Il faut donc que la parole du couple mal aimé se fasse chair, il est tellement tard à l’horloge du temps politique. Le Président dirige presque par défaut. Sa mésentente publique avec son Premier ministre est une pointe acérée au talon de son régime. Les querelles de cabinet, la bataille des ego entre les « héritiers » et ceux qui estiment avoir désormais des droits en vertu de l’article 149-1 de la Constitution provoquent un certain émoi dans l’opinion publique. Tout se passe comme si nous étions en haute altitude dans une zone de turbulence et qu’une sale dispute avait éclaté entre le pilote et le copilote.

Il ne nous reste que le pilotage automatique, entre-temps des apprentis pilotes se bousculent au portillon pour prendre les commandes sans feuille de route clairement établie.

L’opposition politique toutes tendances confondues est pleine de « munitions » pour le combat politique. Le bilan de l’actuelle administration est attaquable sur tous les angles.

Toutefois, l’opposition devrait faire preuve de responsabilité dans sa lutte pour des « lendemains meilleurs ». La stratégie de la terre brûlée qui voit partir en fumée nos maigres investissements peut rendre « Pi ta Pi tris ». Tout triomphe sur un territoire en ruines ne peut qu’être qu’une victoire à la Pyrrhus !

Nous avons besoin de plus en plus de femmes et d’hommes d’État, capables de valoriser le bien commun, respectueux de l’éthique et de la vie humaine. La crédibilité de nos femmes et hommes politiques passera par leur intelligence tactique à mener un combat épuisant dans un pays précaire.

Il faudra repenser Haïti. Faire le bilan désastreux qui remonte à l’érosion sûre et lente de notre économie. Depuis la destruction du cheptel porcin qui a fragilisé l’économie paysanne, la politique ultralibérale des années quatre-vingt sans filet de protection pour notre production nationale, en passant par le corset inutile des accords de Paris dans les années quatre-vingt-dix imposé par le FMI.
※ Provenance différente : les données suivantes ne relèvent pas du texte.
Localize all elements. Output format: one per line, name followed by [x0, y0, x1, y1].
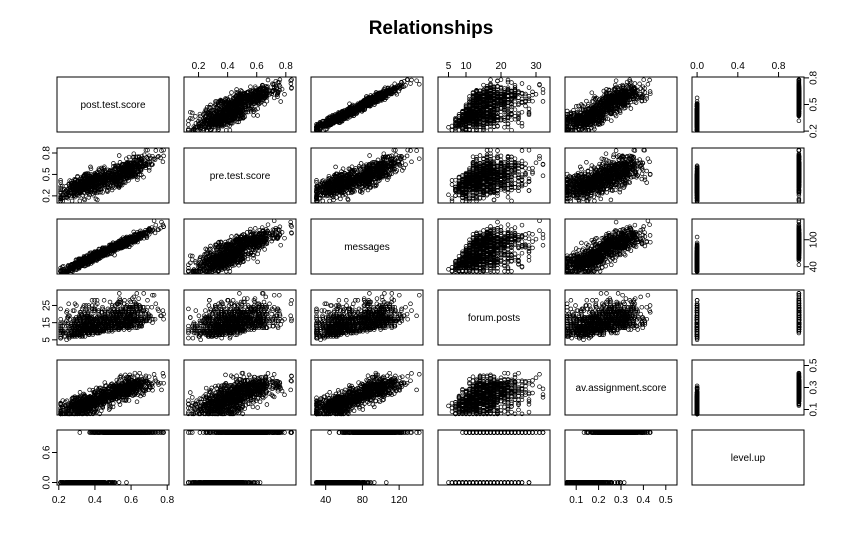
data-point [488, 77, 493, 82]
data-point [278, 99, 283, 104]
data-point [584, 98, 589, 104]
data-point [265, 77, 271, 83]
panel-frame [183, 76, 297, 133]
data-point [248, 84, 253, 89]
data-point [262, 102, 267, 107]
data-point [637, 81, 642, 87]
data-point [264, 98, 270, 104]
panel-post.test.score-vs-level.up [691, 76, 805, 133]
data-point [255, 106, 260, 111]
chart-title: Relationships [0, 18, 862, 40]
data-point [255, 113, 260, 118]
data-point [533, 92, 539, 97]
data-point [392, 81, 397, 87]
data-point [628, 106, 634, 111]
data-point [186, 122, 191, 127]
data-point [206, 105, 212, 110]
panel-post.test.score-vs-av.assignment.score [564, 76, 678, 133]
data-point [609, 118, 614, 123]
data-point [516, 120, 521, 125]
data-point [188, 109, 193, 115]
data-point [251, 113, 256, 118]
data-point [540, 99, 546, 104]
panel-frame [691, 76, 805, 133]
data-point [417, 82, 422, 87]
panel-post.test.score-vs-forum.posts [437, 76, 551, 133]
data-point [289, 77, 294, 82]
panel-post.test.score-vs-pre.test.score [183, 76, 297, 133]
data-point [519, 81, 525, 86]
data-point [589, 90, 595, 95]
data-point [613, 78, 619, 83]
data-point [282, 92, 287, 97]
data-point [647, 77, 652, 83]
data-point [498, 77, 504, 82]
data-point [645, 82, 651, 87]
panel-post.test.score-vs-post.test.score: post.test.score [56, 76, 170, 133]
data-point [238, 88, 244, 93]
data-point [796, 118, 802, 124]
data-point [694, 95, 700, 101]
data-point [523, 103, 528, 109]
panel-post.test.score-vs-messages [310, 76, 424, 133]
variable-label: post.test.score [80, 100, 145, 111]
data-point [519, 109, 525, 115]
data-point [573, 104, 579, 109]
data-point [632, 81, 638, 86]
data-point [193, 114, 198, 119]
data-point [414, 78, 419, 83]
panel-frame [56, 76, 170, 133]
data-point [526, 85, 532, 90]
data-point [229, 90, 234, 95]
data-point [641, 77, 646, 82]
data-point [271, 95, 277, 101]
data-point [409, 77, 414, 83]
data-point [288, 78, 293, 83]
Beaucoup d’observateurs croient qu’il faudra prendre au mot le Premier ministre. D’autres craignent que le dialogue ne soit une arnaque de plus. Le mot a été si galvaudé qu’il sert de repoussoir.

L’indice de perception des élites est si nul qu’il faudra beaucoup travailler pour rétablir la confiance.

Il nous semble cependant qu’il faut donner un contenu à ce dialogue pour qu’il ne soit pas biaisé et enfin le rendre possible.

Même après de longues luttes révolutionnaires, le dialogue a fini par s’imposer en Indochine, au Salvador et ailleurs. Si nous pouvions sans malice et calculs politiciens nous engager sur cette voie, nous ferions l’économie de millions de victimes. Mais ceci reste un énorme défi tant le déficit de confiance est colossal.